|Masking before gluing the bridge|
Last night I did a little bit of touch-up sanding on the top, but spent most of my time gluing the bridge on the guitar. And, as is the case with many parts of the process, it's substantially more complicated that you might think. For one thing, the placement of the bridge is absolutely crucial, so great care and many, many measurements are taken to ensure its precise location. If it's out of place, nothing can be done. It won't play properly and, worst of all, it won't ever be in tune. So I spent a good bit of time working with Ted to make sure it was perfectly set before moving on.
After setting the location, holes for the strings need to be drilled. It's a fairly simple process so I won't go into detail. The small holes I drilled yesterday will eventually be bored out to their full size so that the bridge pins fit into them, but the purpose now is to establish the proper placement of the holes.
|Scraping off lacquer before gluing the bridge|
By the way, if you're interested in milestones, I'm pretty certain that's the last glue I'll use on my guitar. I might be missing something, but I think it is.

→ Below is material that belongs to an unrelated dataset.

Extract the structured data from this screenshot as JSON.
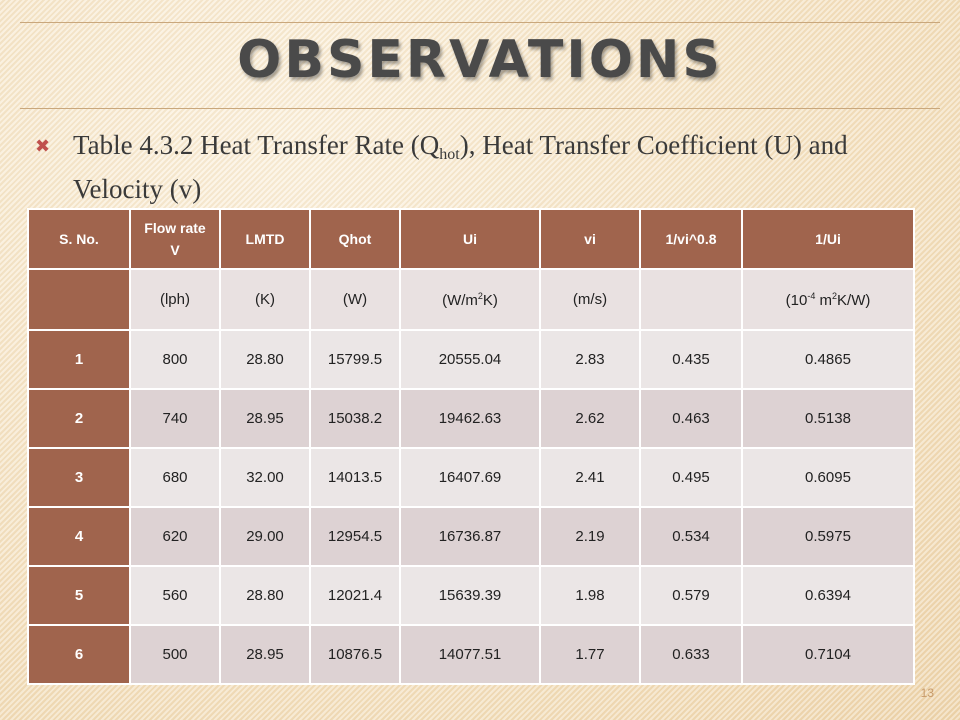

So I am really running out of tasks. The biggie is the frets, although I've been told that's a job that can be easily completed in one class. The tuners need to be attached, but the holes are already ready, so that's simply a matter of drilling two small holes for each tuner and screwing them in. The nut (the piece of material that holds the strings as they pass from the headstock to the neck) needs a little work on the slots. The pick guard needs to be attached, which should take a good five minutes. And then comes the stringing and adjusting.
|Clamping the bridge after gluing|
And another sign that we're almost finished: My class (with two additions) huddled last night to plan the purchase of wood for our arch top guitars, which we will start building on Tuesday, January 24th.
You must be relieved to know you get another 14 months of my blog. Lucky you.